Background: The study was aimed to explore the antioxidant potential and functional value of guava (Psidium guajava L.) powder, bael (Aegle marmelos L.) pulp powder and dragon fruit (Hylocereus undatus L.) peel powder in muscle foods. Methods: The fruit powders were incorporated at 1.5% level in Chevon nuggets and its effects on various physico-chemical, textural, sensory attributes and microbiological parameters of products were evaluated against control. Result: Significantly (P less than 0.05) higher phenolics was found in bael pulp powder (82.32 mg GAE/g) and carotenoids (3.91 mg/kg) and Vitamin C (162 mg/kg) in guava powder. Incorporation of fruit powder significantly (P less than 0.05) increased the emulsion stability, cooking yield, moisture percentage and fat percentage of nuggets, whereas no significant effect was observed for protein percentage. Even sensory attributes were improved in treated nuggets, but the overall acceptability scores were significantly (P less than 0.05) higher for the control batch as adjudged by the panelists. The fruit powders were found to retard lipid peroxidation rate as well as microbial proliferation rate of the Chevon nuggets during refrigerated storage (4±1°C). When compared to the control batch addition of fruit powders had a significant (P less than 0.05) reduction on both the thiobarbituric acid (TBA) value and TPC, TCC, TPSC and YMC. Hence fruit powders can be potentially used as natural preservatives and their functionality can be explored in ready to eat meat foods without affecting their acceptability.
果基植物化学物质对雪旺块品质属性和保质期的抗氧化潜力
背景:本研究旨在探讨番石榴(Psidium guajava L.)粉、马麦(Aegle marmelos L.)果肉粉和火龙果(Hylocereus undatus L.)果皮粉在肌肉类食品中的抗氧化潜力和功能价值。方法:将1.5%的果粉掺入雪旺鸡块中,对照评价其对产品各种物理化学、质地、感官特性和微生物参数的影响。

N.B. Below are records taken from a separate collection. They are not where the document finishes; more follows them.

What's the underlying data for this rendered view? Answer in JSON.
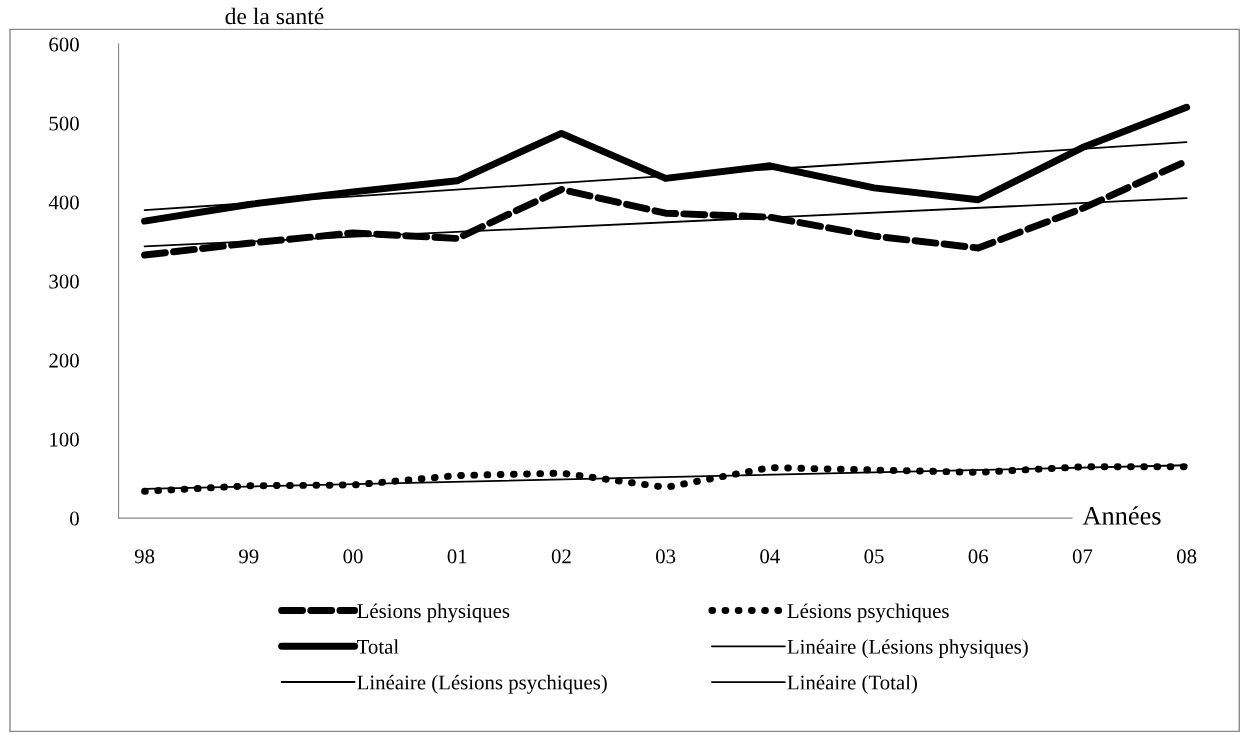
{
  "chart_data": {
    "type": "line",
    "title": "de la santé",
    "xlabel": "Années",
    "categories": [
      "98",
      "99",
      "00",
      "01",
      "02",
      "03",
      "04",
      "05",
      "06",
      "07",
      "08"
    ],
    "series": [
      {
        "name": "Lésions physiques",
        "color": "#000000",
        "line_style": "dashed",
        "values": [
          333,
          348,
          361,
          354,
          416,
          386,
          381,
          357,
          342,
          392,
          452
        ]
      },
      {
        "name": "Lésions psychiques",
        "color": "#000000",
        "line_style": "dotted",
        "values": [
          34,
          41,
          42,
          54,
          57,
          39,
          64,
          61,
          58,
          65,
          65
        ]
      },
      {
        "name": "Total",
        "color": "#000000",
        "line_style": "solid",
        "values": [
          376,
          397,
          413,
          427,
          487,
          430,
          446,
          418,
          403,
          469,
          520
        ]
      },
      {
        "name": "Linéaire (Lésions physiques)",
        "color": "#000000",
        "line_style": "solid",
        "x": [
          "98",
          "08"
        ],
        "values": [
          344,
          405
        ]
      },
      {
        "name": "Linéaire (Lésions psychiques)",
        "color": "#000000",
        "line_style": "solid",
        "x": [
          "98",
          "08"
        ],
        "values": [
          37,
          67
        ]
      },
      {
        "name": "Linéaire (Total)",
        "color": "#000000",
        "line_style": "solid",
        "x": [
          "98",
          "08"
        ],
        "values": [
          390,
          476
        ]
      }
    ],
    "ylim": [
      0,
      600
    ],
    "yticks": [
      0,
      100,
      200,
      300,
      400,
      500,
      600
    ],
    "grid": false,
    "legend": "bottom",
    "marker": "none"
  }
}
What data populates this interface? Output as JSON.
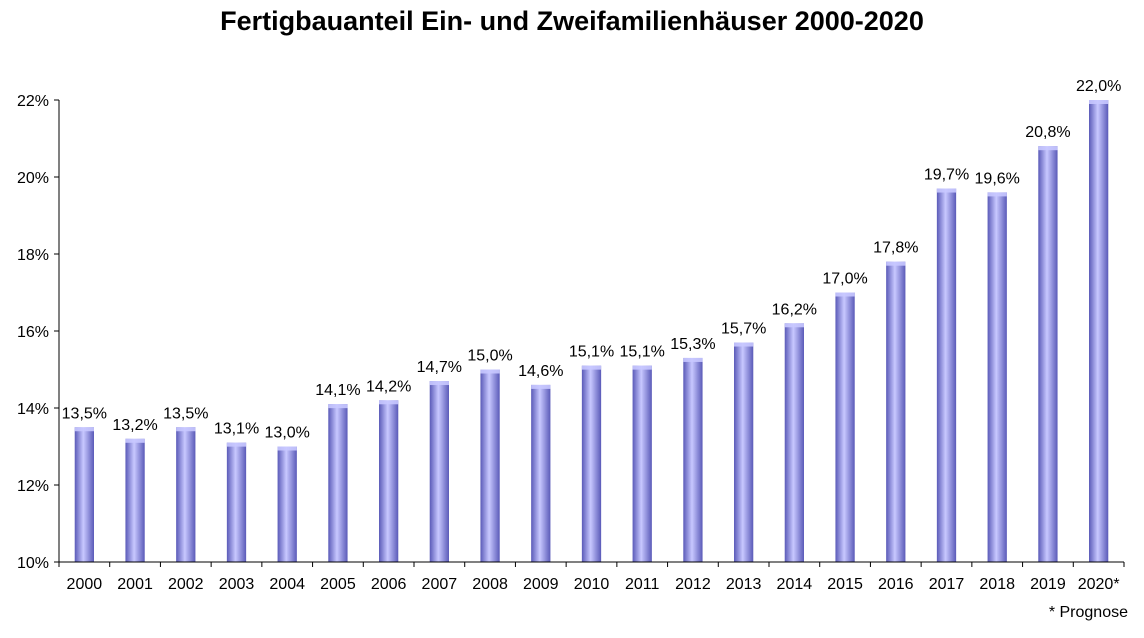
{
  "chart_data": {
    "type": "bar",
    "title": "Fertigbauanteil Ein- und Zweifamilienhäuser 2000-2020",
    "categories": [
      "2000",
      "2001",
      "2002",
      "2003",
      "2004",
      "2005",
      "2006",
      "2007",
      "2008",
      "2009",
      "2010",
      "2011",
      "2012",
      "2013",
      "2014",
      "2015",
      "2016",
      "2017",
      "2018",
      "2019",
      "2020*"
    ],
    "values": [
      13.5,
      13.2,
      13.5,
      13.1,
      13.0,
      14.1,
      14.2,
      14.7,
      15.0,
      14.6,
      15.1,
      15.1,
      15.3,
      15.7,
      16.2,
      17.0,
      17.8,
      19.7,
      19.6,
      20.8,
      22.0
    ],
    "data_labels": [
      "13,5%",
      "13,2%",
      "13,5%",
      "13,1%",
      "13,0%",
      "14,1%",
      "14,2%",
      "14,7%",
      "15,0%",
      "14,6%",
      "15,1%",
      "15,1%",
      "15,3%",
      "15,7%",
      "16,2%",
      "17,0%",
      "17,8%",
      "19,7%",
      "19,6%",
      "20,8%",
      "22,0%"
    ],
    "y_ticks": [
      10,
      12,
      14,
      16,
      18,
      20,
      22
    ],
    "y_tick_labels": [
      "10%",
      "12%",
      "14%",
      "16%",
      "18%",
      "20%",
      "22%"
    ],
    "ylim": [
      10,
      22
    ],
    "xlabel": "",
    "ylabel": "",
    "grid": false,
    "legend": "none",
    "bar_color": "#9b9bf0",
    "bar_color_dark": "#5a5ab8",
    "bar_color_light": "#c8c8ff"
  },
  "footnote": "* Prognose"
}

结果:鱼腥草果肉粉中酚类物质含量(82.32mg GAE/g)、类胡萝卜素含量(3.91mg/kg)和维生素C含量(162mg/kg)显著高于(P<0.05)。果粉的掺入显著提高了果块的乳化稳定性、蒸煮产率、水分百分比和脂肪百分比,而蛋白质百分比没有显著影响。经过处理的金块的感官属性也得到了改善,但根据小组成员的判断,对照批次的总体可接受性得分显著较高(P<0.05)。研究发现,在冷藏(4±1°C)过程中,果粉可以延缓雪旺金块的脂质过氧化速率和微生物增殖速率。与对照批次相比,添加水果粉对硫代巴比妥酸(TBA)值和TPC、TCC、TPSC和YMC均有显著降低(P<0.05)。因此,果粉可以作为天然防腐剂使用,并且可以在不影响其可接受性的情况下,在即食肉类食品中探索其功能。
本文章由计算机程序翻译,如有差异,请以英文原文为准。